ABIDJAN/ABUJA, (Reuters) – West African heads of state threatened yesterday to use force to oust incumbent Ivory Coast leader Laurent Gbagbo unless he cedes power to a rival widely credited with having won a presidential election.
A violent stand-off over the result of the vote has killed nearly 200 people and threatens to tip the west African state, the world’s top cocoa producer, back into civil war.
After a meeting in Nigeria to discuss the Ivory Coast crisis, leaders of the regional bloc ECOWAS said they would send an envoy to tell Gbagbo, who has been president for a decade, that he must step down or face “legitimate force”.
World powers and African states have heaped political and financial pressure on Gbagbo to relinquish power after the Nov. 28 vote in which electoral commission results showed he lost by 8 points to rival Alassane Ouattara.
“In the event that Mr Gbagbo fails to yield this imputable demand of ECOWAS (to stand down), the community will be left with no choice but to take other measures, including legitimate force,” a communique released by ECOWAS said.
The 15-nation West African bloc also said it would convene a meeting of member states’ defence chiefs of staff to plan for potential action, should Gbagbo not bow out.
The United States and European Union have imposed travel sanctions on Gbagbo and his inner circle, while the World Bank and the West African central bank have cut off his funding in an attempt to pressure him to step down.
But Gbagbo has shown no sign of caving in. He insists he won the election after the Constitutional Court, which is headed by one of his allies, threw out hundreds of thousands of votes from pro-Ouattara constituencies.

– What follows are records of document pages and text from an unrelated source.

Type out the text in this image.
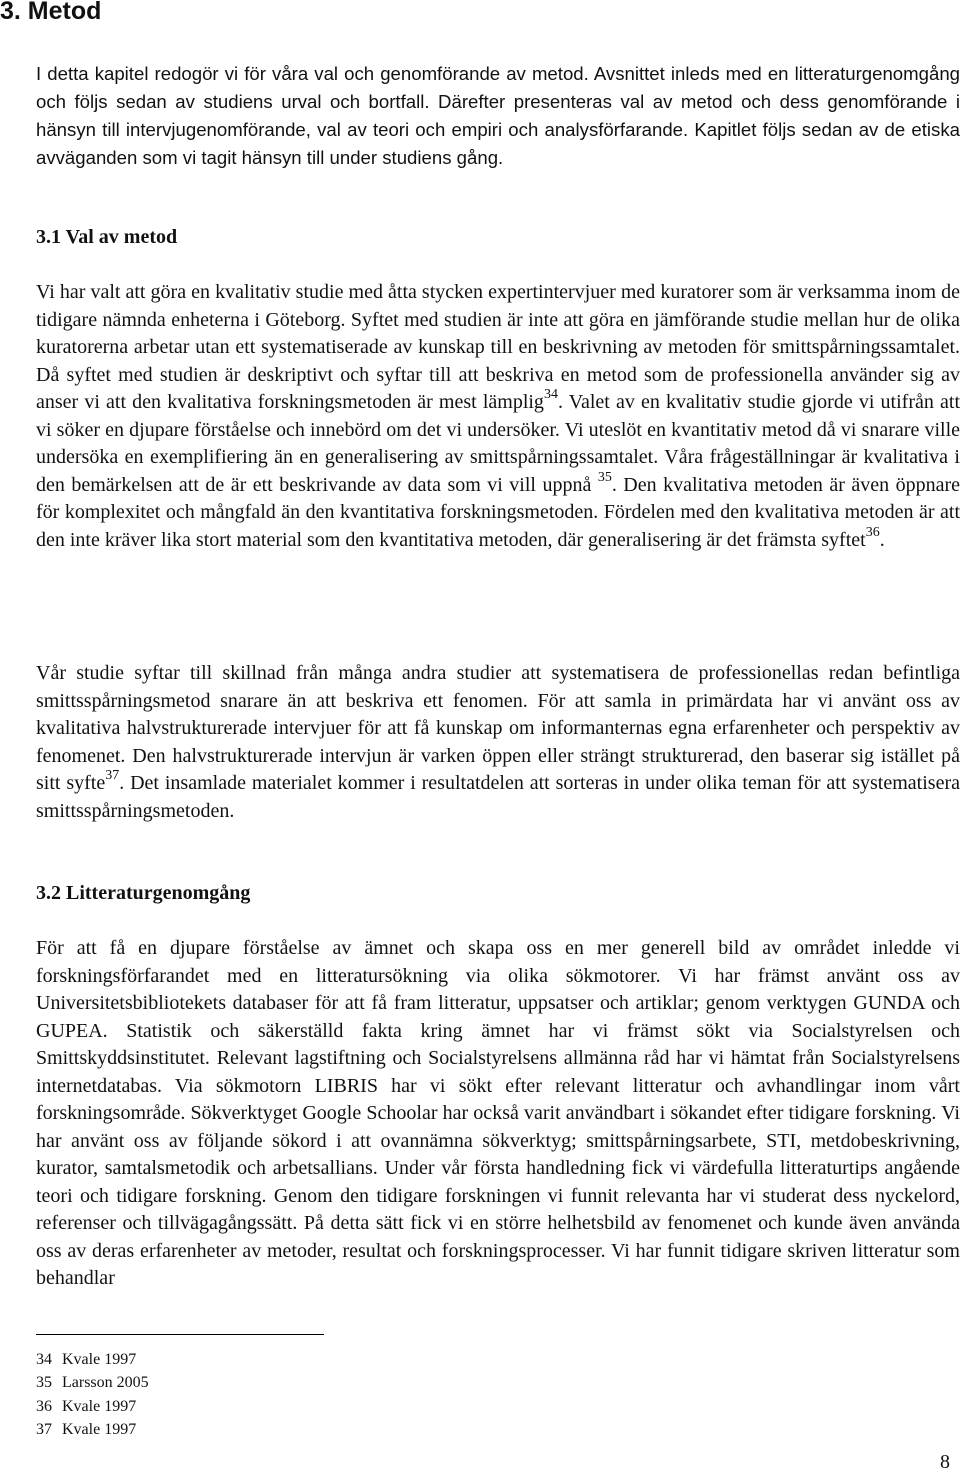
3. Metod

I detta kapitel redogör vi för våra val och genomförande av metod. Avsnittet inleds med en litteraturgenomgång och följs sedan av studiens urval och bortfall. Därefter presenteras val av metod och dess genomförande i hänsyn till intervjugenomförande, val av teori och empiri och analysförfarande. Kapitlet följs sedan av de etiska avväganden som vi tagit hänsyn till under studiens gång.

3.1 Val av metod

Vi har valt att göra en kvalitativ studie med åtta stycken expertintervjuer med kuratorer som är verksamma inom de tidigare nämnda enheterna i Göteborg. Syftet med studien är inte att göra en jämförande studie mellan hur de olika kuratorerna arbetar utan ett systematiserade av kunskap till en beskrivning av metoden för smittspårningssamtalet. Då syftet med studien är deskriptivt och syftar till att beskriva en metod som de professionella använder sig av anser vi att den kvalitativa forskningsmetoden är mest lämplig$^{34}$. Valet av en kvalitativ studie gjorde vi utifrån att vi söker en djupare förståelse och innebörd om det vi undersöker. Vi uteslöt en kvantitativ metod då vi snarare ville undersöka en exemplifiering än en generalisering av smittspårningssamtalet. Våra frågeställningar är kvalitativa i den bemärkelsen att de är ett beskrivande av data som vi vill uppnå $^{35}$. Den kvalitativa metoden är även öppnare för komplexitet och mångfald än den kvantitativa forskningsmetoden. Fördelen med den kvalitativa metoden är att den inte kräver lika stort material som den kvantitativa metoden, där generalisering är det främsta syftet$^{36}$.

Vår studie syftar till skillnad från många andra studier att systematisera de professionellas redan befintliga smittsspårningsmetod snarare än att beskriva ett fenomen. För att samla in primärdata har vi använt oss av kvalitativa halvstrukturerade intervjuer för att få kunskap om informanternas egna erfarenheter och perspektiv av fenomenet. Den halvstrukturerade intervjun är varken öppen eller strängt strukturerad, den baserar sig istället på sitt syfte$^{37}$. Det insamlade materialet kommer i resultatdelen att sorteras in under olika teman för att systematisera smittsspårningsmetoden.

3.2 Litteraturgenomgång

För att få en djupare förståelse av ämnet och skapa oss en mer generell bild av området inledde vi forskningsförfarandet med en litteratursökning via olika sökmotorer. Vi har främst använt oss av Universitetsbibliotekets databaser för att få fram litteratur, uppsatser och artiklar; genom verktygen GUNDA och GUPEA. Statistik och säkerställd fakta kring ämnet har vi främst sökt via Socialstyrelsen och Smittskyddsinstitutet. Relevant lagstiftning och Socialstyrelsens allmänna råd har vi hämtat från Socialstyrelsens internetdatabas. Via sökmotorn LIBRIS har vi sökt efter relevant litteratur och avhandlingar inom vårt forskningsområde. Sökverktyget Google Schoolar har också varit användbart i sökandet efter tidigare forskning. Vi har använt oss av följande sökord i att ovannämna sökverktyg; smittspårningsarbete, STI, metdobeskrivning, kurator, samtalsmetodik och arbetsallians. Under vår första handledning fick vi värdefulla litteraturtips angående teori och tidigare forskning. Genom den tidigare forskningen vi funnit relevanta har vi studerat dess nyckelord, referenser och tillvägagångssätt. På detta sätt fick vi en större helhetsbild av fenomenet och kunde även använda oss av deras erfarenheter av metoder, resultat och forskningsprocesser. Vi har funnit tidigare skriven litteratur som behandlar

34 Kvale 1997
35 Larsson 2005
36 Kvale 1997
37 Kvale 1997

8
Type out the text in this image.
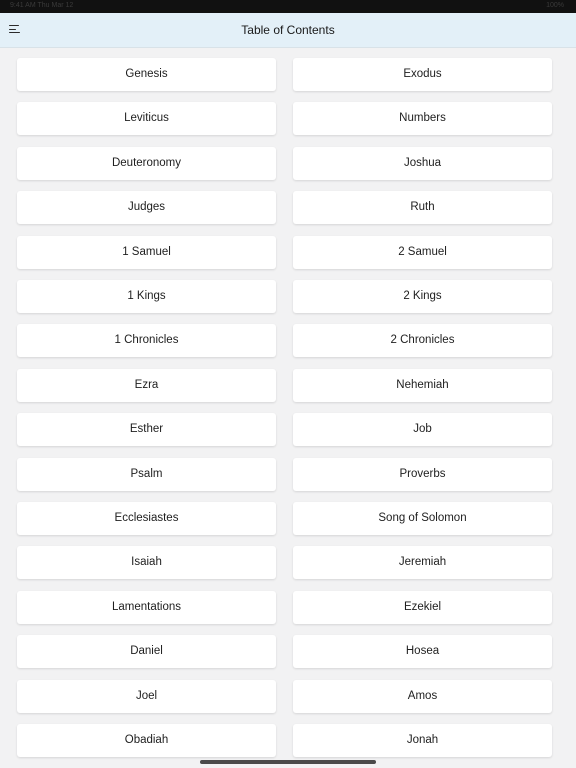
9:41 AM Thu Mar 12	100%
Table of Contents
Genesis	Exodus
Leviticus	Numbers
Deuteronomy	Joshua
Judges	Ruth
1 Samuel	2 Samuel
1 Kings	2 Kings
1 Chronicles	2 Chronicles
Ezra	Nehemiah
Esther	Job
Psalm	Proverbs
Ecclesiastes	Song of Solomon
Isaiah	Jeremiah
Lamentations	Ezekiel
Daniel	Hosea
Joel	Amos
Obadiah	Jonah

The standoff turned violent last week after brief gun battles between government soldiers loyal to Gbagbo and rebels who now back Ouattara.
Residents of pro-Ouattara neighbourhoods have said masked gunmen are now breaking into homes by night, kidnapping and in some cases killing people.
A statement issued by the United Nations mission in Ivory Coast said on Thursday masked supporters of Gbagbo armed with rocket launchers had been blocking a road to Anyama, near N’Dotre, which it said was “a village outside Abidjan where allegations point to existence of a mass grave”.
The U.N. Human Rights Council issued a declaration, initiated by African member states, condemning rights violations in Ivory Coast and called for reconciliation to avert civil war.
The impasse between Gbagbo and Ouattara has caused the deaths of more than 170 people, according to the council.
Gbagbo also faces a cash crunch that could make it hard for him to continue paying the wages of soldiers who back him, after the West African regional central bank cut his access to funds.
Ministers from the Central Bank of the West African Economic and Monetary Union said on Thursday that the bank would no longer recognize Gbagbo’s authority, and that access to funds would only be given to Ouattara’s “legitimate government”.
On Wednesday, the World Bank decided to freeze some $800 million in committed financing, strengthening expectations that Gbagbo may soon struggle to pay wages — including to troops.
Military support for Gbagbo is regarded as one of the main reasons he has been able to defy calls to step down.
Gbagbo’s finance minister, Desire Dalo, did not comment when reached by telephone late on Thursday. A spokesman for Ouattara’s government said the decision by the central bank was “a very important move toward controlling the economic power.”
Ivory Coast’s $2.3 billion bond due in 2032 fell to a record low on Thursday as investors worried that the country would not meet a $30 million bond payment on Dec. 31.
The turmoil in Ivory Coast has thrust cocoa prices up to recent four-month highs, disrupting export registrations and raising fears that fighting could block transport and shipping.
RISK OF WAR
Charles Ble Goude, leader of the powerful pro-Gbagbo “Young Patriots” movement, warned that sending in a military intervention force could rekindle war in Ivory Coast, which is still partitioned from a 2002-03 civil conflict.
“In a union such as ECOWAS, when one country is in difficulties, you don’t come and start a war in that country, but try to help find a solution. I don’t know what would be the objective of an intervention force. Kill Ivorians?” Ble Goude said in an interview on RFI radio.
In New York, the 192-nation U.N. General Assembly recognised Ouattara by unanimously deciding that the list of diplomats he submitted to the world body be recognised as the sole official representatives of Ivory Coast at the United Nations.
That appeared to bolster Ouattara’s claim to be the legitimate leader of Ivory Coast and deepened the isolation of Gbagbo, who has few supporters across the international community, U.N. diplomats told Reuters.
The United States, United Nations, European Union, African Union and ECOWAS have all recognised the provisional electoral commission results showing Ouattara as the winner. Washington and Brussels have imposed sanctions on Gbagbo and his coterie.
Deteriorating security in the former French colony led France this week to urge its 13,000 citizens there to leave.
The Dutch Defence Ministry said yesterday it was sending a warship to Ivory Coast that could be used to help evacuate European expatriates if violence escalates.